それからスマホの画面を凝視する。……どうやら、ヒビが入っていないか見ているらしい。
「あ、あの……?」
「ヒビは……入って無さそうですね。でも分からないので、念の為電源点けてみて貰っても良いですか?」
そう言って、少女は私にスマホを差し出してくる。
私はそれにスマホを受け取り、電源を点けてスマホの無事を確認する。
……よし。ひとまず大丈夫そうだな。
けど、彼女を安心させるためにも、操作も大丈夫なのか確認した方が良いかもしれない。
私は少女に見えないようにスマホを持ち、パスワードを打ち込んで立ち上がるか確認する。
……ちゃんと先程のインターネットのページも立ち上がるし、操作も大丈夫そう。
「うん。電源も点くし、操作も大丈夫そうですよ」
そう言いながらスマホの画面を見せてヒラヒラと振ってみせると、彼女は「良かったぁ」と安心した様子で呟いた。

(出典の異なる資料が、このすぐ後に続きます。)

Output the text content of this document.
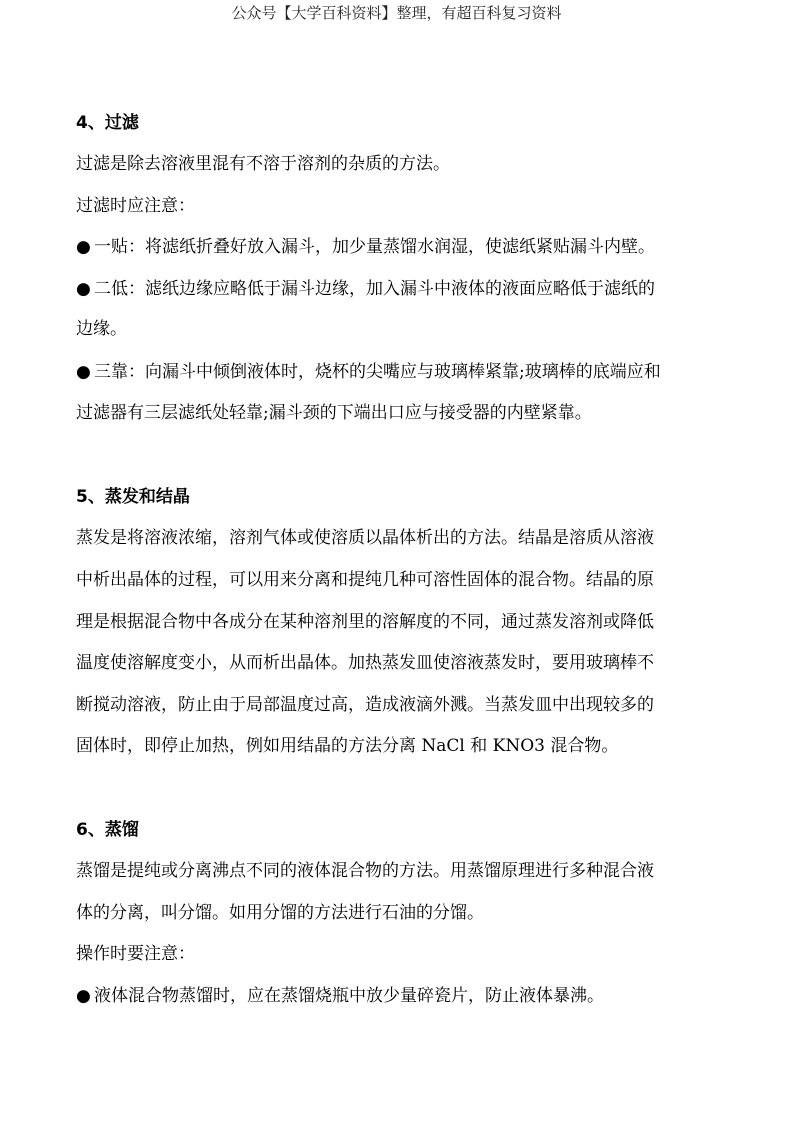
公众号【大学百科资料】整理，有超百科复习资料
4、过滤
过滤是除去溶液里混有不溶于溶剂的杂质的方法。
过滤时应注意：
● 一贴：将滤纸折叠好放入漏斗，加少量蒸馏水润湿，使滤纸紧贴漏斗内壁。
● 二低：滤纸边缘应略低于漏斗边缘，加入漏斗中液体的液面应略低于滤纸的
边缘。
● 三靠：向漏斗中倾倒液体时，烧杯的尖嘴应与玻璃棒紧靠;玻璃棒的底端应和
过滤器有三层滤纸处轻靠;漏斗颈的下端出口应与接受器的内壁紧靠。
5、蒸发和结晶
蒸发是将溶液浓缩，溶剂气体或使溶质以晶体析出的方法。结晶是溶质从溶液
中析出晶体的过程，可以用来分离和提纯几种可溶性固体的混合物。结晶的原
理是根据混合物中各成分在某种溶剂里的溶解度的不同，通过蒸发溶剂或降低
温度使溶解度变小，从而析出晶体。加热蒸发皿使溶液蒸发时，要用玻璃棒不
断搅动溶液，防止由于局部温度过高，造成液滴外溅。当蒸发皿中出现较多的
固体时，即停止加热，例如用结晶的方法分离 NaCl 和 KNO3 混合物。
6、蒸馏
蒸馏是提纯或分离沸点不同的液体混合物的方法。用蒸馏原理进行多种混合液
体的分离，叫分馏。如用分馏的方法进行石油的分馏。
操作时要注意：
● 液体混合物蒸馏时，应在蒸馏烧瓶中放少量碎瓷片，防止液体暴沸。
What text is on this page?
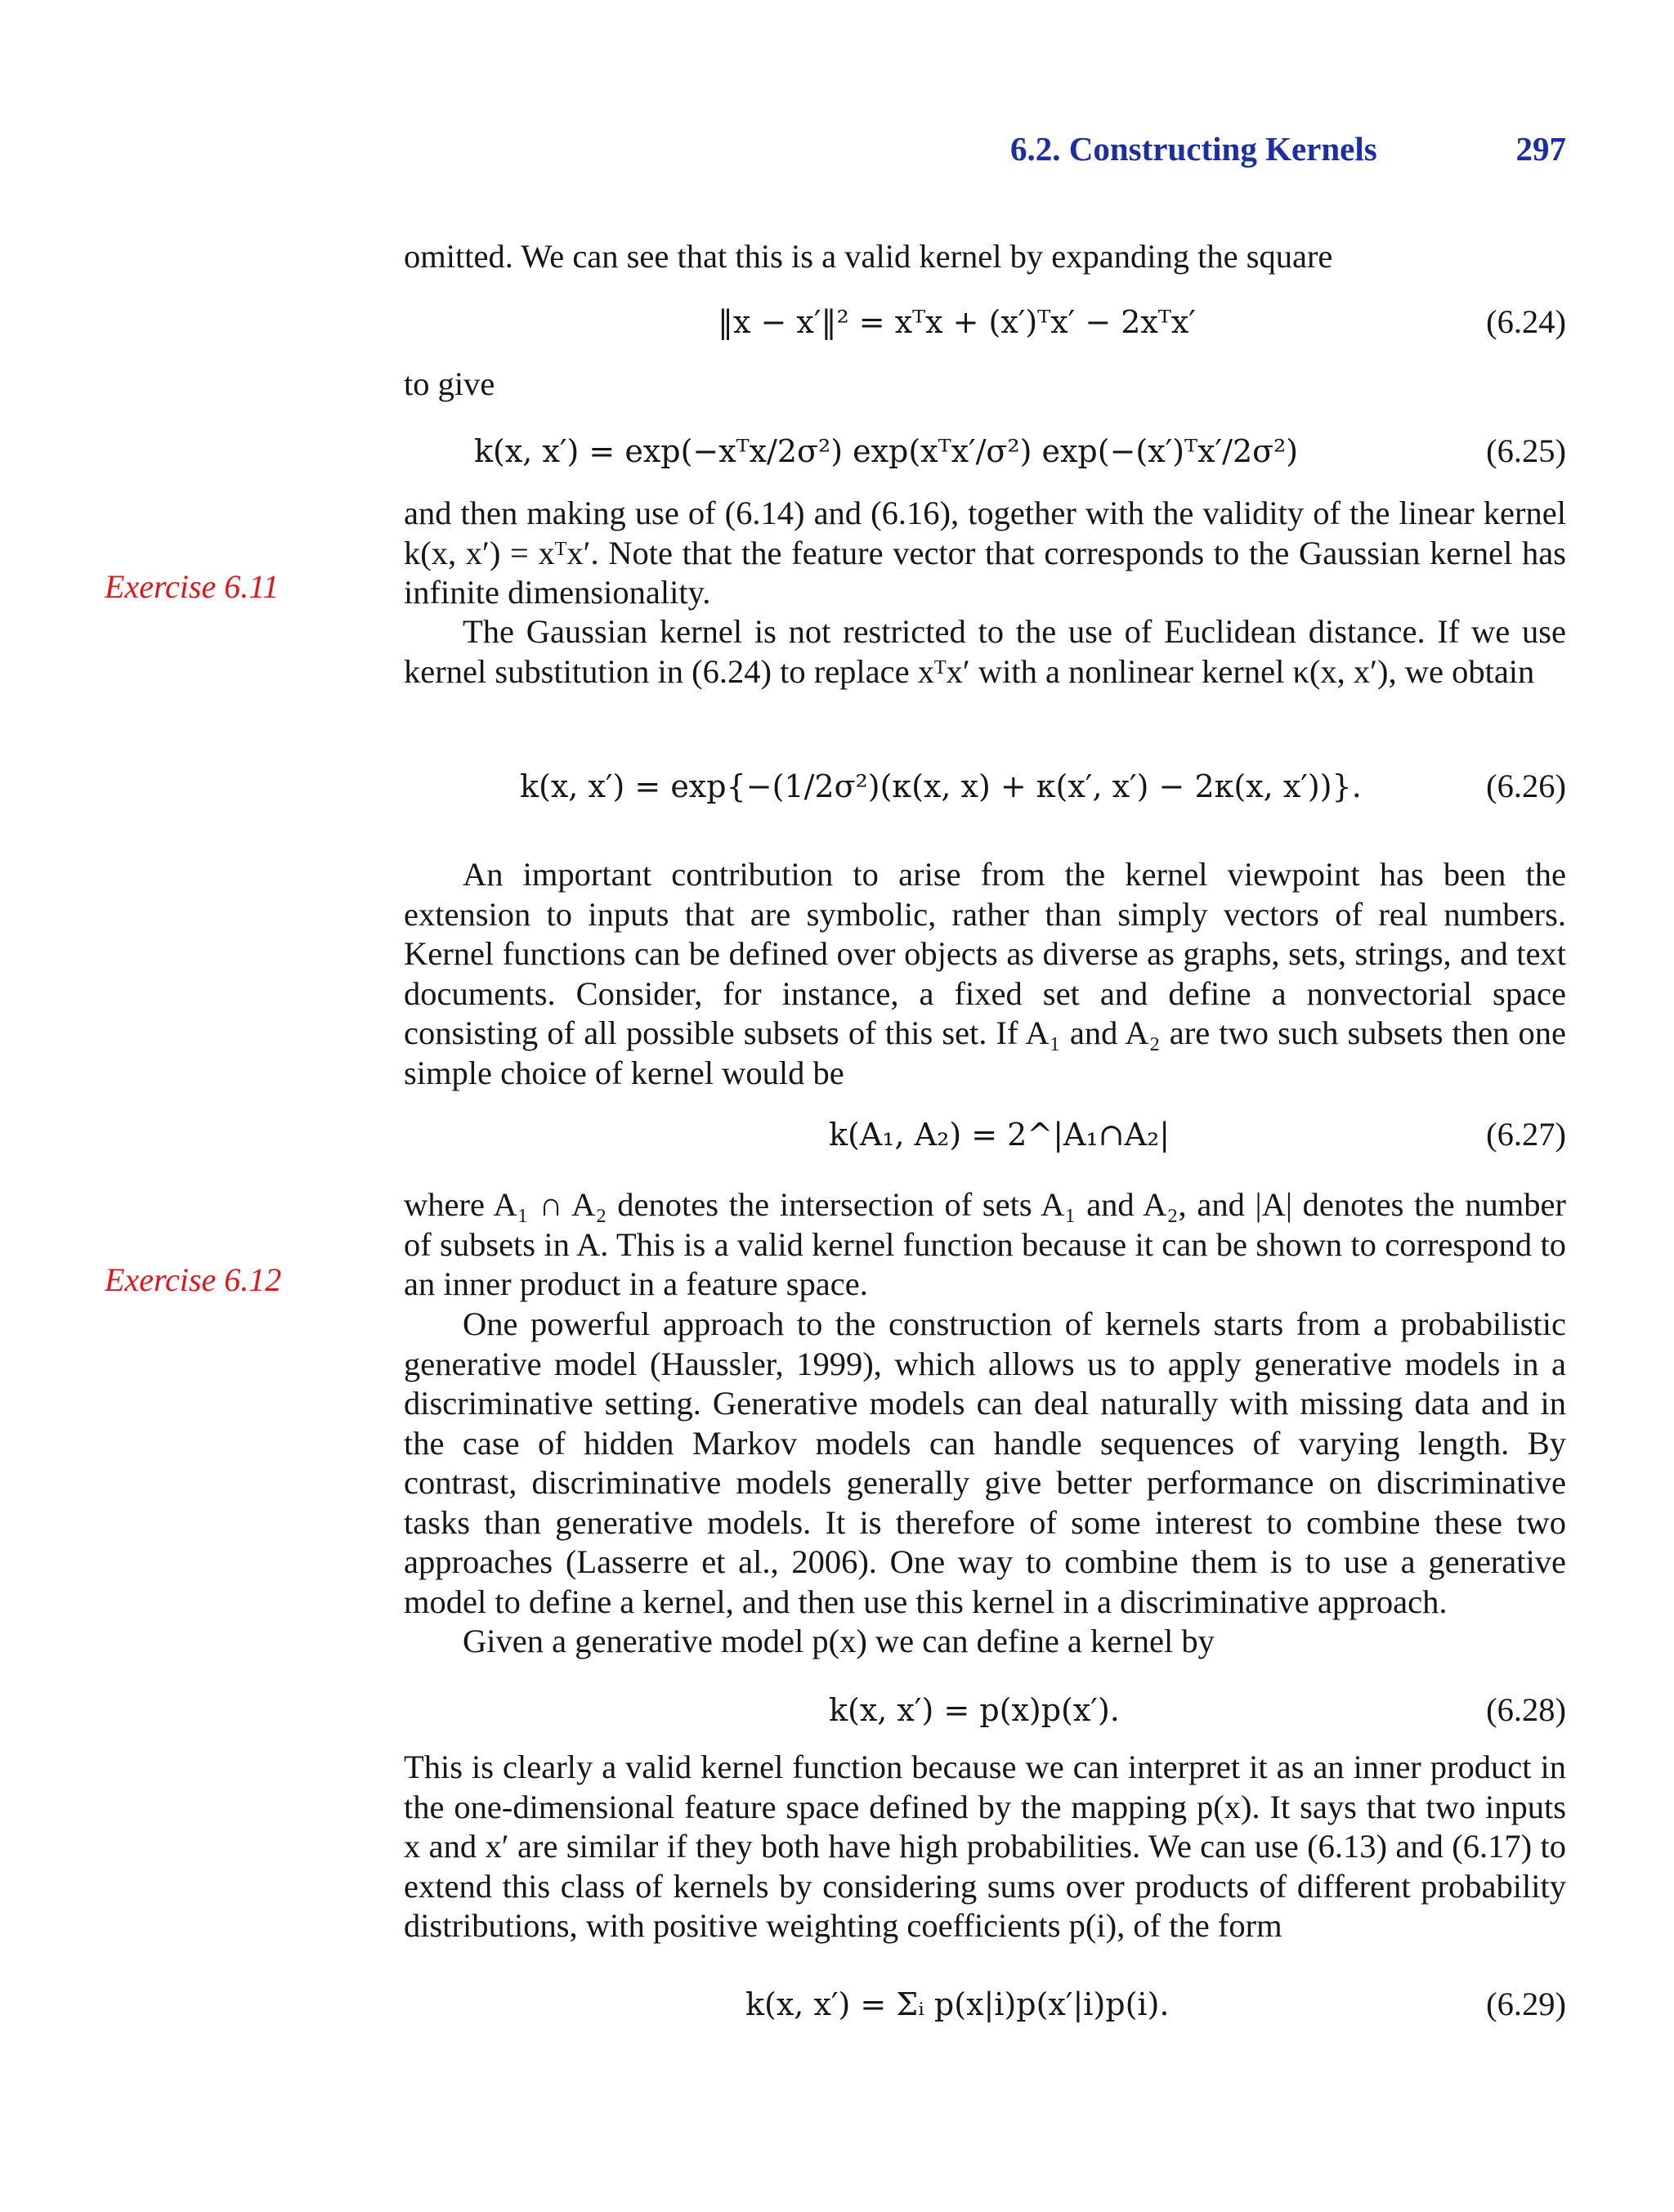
6.2. Constructing Kernels	297
Exercise 6.11
Exercise 6.12

omitted. We can see that this is a valid kernel by expanding the square

‖x − x′‖² = xᵀx + (x′)ᵀx′ − 2xᵀx′	(6.24)

to give

k(x, x′) = exp(−xᵀx/2σ²) exp(xᵀx′/σ²) exp(−(x′)ᵀx′/2σ²)	(6.25)

and then making use of (6.14) and (6.16), together with the validity of the linear kernel k(x, x′) = xᵀx′. Note that the feature vector that corresponds to the Gaussian kernel has infinite dimensionality.

The Gaussian kernel is not restricted to the use of Euclidean distance. If we use kernel substitution in (6.24) to replace xᵀx′ with a nonlinear kernel κ(x, x′), we obtain

k(x, x′) = exp{−(1/2σ²)(κ(x, x) + κ(x′, x′) − 2κ(x, x′))}.	(6.26)

An important contribution to arise from the kernel viewpoint has been the extension to inputs that are symbolic, rather than simply vectors of real numbers. Kernel functions can be defined over objects as diverse as graphs, sets, strings, and text documents. Consider, for instance, a fixed set and define a nonvectorial space consisting of all possible subsets of this set. If A₁ and A₂ are two such subsets then one simple choice of kernel would be

k(A₁, A₂) = 2^|A₁∩A₂|	(6.27)

where A₁ ∩ A₂ denotes the intersection of sets A₁ and A₂, and |A| denotes the number of subsets in A. This is a valid kernel function because it can be shown to correspond to an inner product in a feature space.

One powerful approach to the construction of kernels starts from a probabilistic generative model (Haussler, 1999), which allows us to apply generative models in a discriminative setting. Generative models can deal naturally with missing data and in the case of hidden Markov models can handle sequences of varying length. By contrast, discriminative models generally give better performance on discriminative tasks than generative models. It is therefore of some interest to combine these two approaches (Lasserre et al., 2006). One way to combine them is to use a generative model to define a kernel, and then use this kernel in a discriminative approach.

Given a generative model p(x) we can define a kernel by

k(x, x′) = p(x)p(x′).	(6.28)

This is clearly a valid kernel function because we can interpret it as an inner product in the one-dimensional feature space defined by the mapping p(x). It says that two inputs x and x′ are similar if they both have high probabilities. We can use (6.13) and (6.17) to extend this class of kernels by considering sums over products of different probability distributions, with positive weighting coefficients p(i), of the form

k(x, x′) = Σᵢ p(x|i)p(x′|i)p(i).	(6.29)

ここまで大袈裟に反応されると少し驚いてしまうが、多分、彼女は優しい性格なんだろう。
一人感心していた感心していた時だった。
「……あれ……?」
突然、少女は私のスマホの画面を見て、小さく声を漏らした。
何だろうと思って見ていると、少女は私のスマホの画面をしばらく凝視して固まる。
数瞬後、その顔が一目で分かるくらい青ざめた。
「えっ……?」
「なんで……それを……」
掠れた声で呟きながら、少女は肩に掛けていた学生鞄の持ち手を握り締め、数歩後ずさる。
彼女の言葉の真意が分からずに呆けていた時だった。
「ごめんなさいッ!」
叫びながら、少女は私の目の前から離れ、電車から出て行く。
突然のことに、私は言葉を失った。
なんで突然、あんな反応……。
大体、今の私のスマホの画面って……雨宮さんとやらについて調べようとしていたことじゃ……。
そこまで考えて、私はハッと目を見開く。
さっきの少女は……雨宮さんの事件を知っている!?
今の状況では、どんな情報でも良いから、何か手がかりが欲しい。
そう考えた私は、学生鞄を肩に掛け直し、スマホを握り締めたまま電車から飛び出した。